Bear vivait sous un grand arbre. Sa mère, disait-il, était née sous cet arbre. Son grand-père était né sous cet arbre, et Bear remontait ainsi jusqu'à la création du monde. Lui était né loin de là. Déportée avant-guerre, sa famille n'avait jamais revu l'arbre. Lui était revenu, plus tard. Il vivait petitement des petits objets qu'il fabriquait et vendait aux voyageurs à l'arrêt du Greyhound. "Bear Paw, First Nation craftsman" annonçait sa pancarte en carton.
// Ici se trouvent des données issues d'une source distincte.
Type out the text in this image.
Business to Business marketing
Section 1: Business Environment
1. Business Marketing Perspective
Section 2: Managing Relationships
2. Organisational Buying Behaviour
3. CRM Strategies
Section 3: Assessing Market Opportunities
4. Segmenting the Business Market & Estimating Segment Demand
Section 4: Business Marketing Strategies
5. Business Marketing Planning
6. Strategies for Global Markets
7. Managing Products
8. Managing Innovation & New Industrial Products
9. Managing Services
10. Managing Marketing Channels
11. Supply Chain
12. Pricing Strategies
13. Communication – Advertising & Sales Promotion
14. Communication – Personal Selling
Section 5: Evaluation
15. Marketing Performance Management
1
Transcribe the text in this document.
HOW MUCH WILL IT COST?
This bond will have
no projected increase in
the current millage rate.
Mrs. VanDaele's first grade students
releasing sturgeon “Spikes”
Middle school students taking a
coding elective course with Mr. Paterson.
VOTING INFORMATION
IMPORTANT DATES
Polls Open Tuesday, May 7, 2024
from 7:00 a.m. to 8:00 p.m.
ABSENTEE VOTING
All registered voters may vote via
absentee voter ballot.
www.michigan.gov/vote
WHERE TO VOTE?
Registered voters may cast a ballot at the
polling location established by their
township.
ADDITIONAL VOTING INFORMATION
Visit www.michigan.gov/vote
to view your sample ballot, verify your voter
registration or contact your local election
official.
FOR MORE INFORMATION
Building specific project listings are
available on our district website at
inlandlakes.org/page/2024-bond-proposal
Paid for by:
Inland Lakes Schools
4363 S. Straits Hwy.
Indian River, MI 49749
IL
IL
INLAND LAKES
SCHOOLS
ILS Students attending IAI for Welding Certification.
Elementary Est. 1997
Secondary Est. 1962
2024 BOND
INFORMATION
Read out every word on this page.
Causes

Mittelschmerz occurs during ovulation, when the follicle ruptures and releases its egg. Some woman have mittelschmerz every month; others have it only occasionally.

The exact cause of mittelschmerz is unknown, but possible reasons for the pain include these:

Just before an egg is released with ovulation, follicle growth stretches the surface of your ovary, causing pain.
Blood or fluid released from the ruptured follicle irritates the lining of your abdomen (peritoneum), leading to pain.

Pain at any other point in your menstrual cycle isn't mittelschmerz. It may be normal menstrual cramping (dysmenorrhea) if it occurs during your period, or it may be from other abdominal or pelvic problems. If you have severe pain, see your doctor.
C'est peu dire que Bear parlait peu. Quand il parlait, il parlait des morts. Bear Paw ne connaissait que des morts. Je pense avoir été le seul vivant à dormir chez lui depuis bien des années. Son chien aussi était mort, enterré près de l'arbre, une poignée de ses poils accrochée à une pierre. Quand Bear parlait deux fois dans la même journée, c'est qu'il pétait le feu. En général il s'asseyait, avec son couteau et ses bouts de bois et ses bois de cerf, taillait, creusait, grattait, soufflait sur tout ça puis me regardait. Il pouvait me regarder comme ça une heure entière, sans un mot, un demi sourire aux lèvres, hochant la tête quand je croisais son regard. Son regard de vieillard, de survivant, son regard de dernier. Quand il avait parlé, il terminait toujours par la même phrase : "C'est ainsi qu'il en était. C'était ici, tu vois."
Quand je suis parti, il a juste dit : "Souviens-toi de cet arbre."
J'ai appris ce soir que Bear Paw est mort fin janvier. Il est mort sous son arbre, l'arbre de sa mère, de son grand-père et de tous ceux qui l'avaient précédé depuis la création du monde. De tous ceux-là, il était le dernier.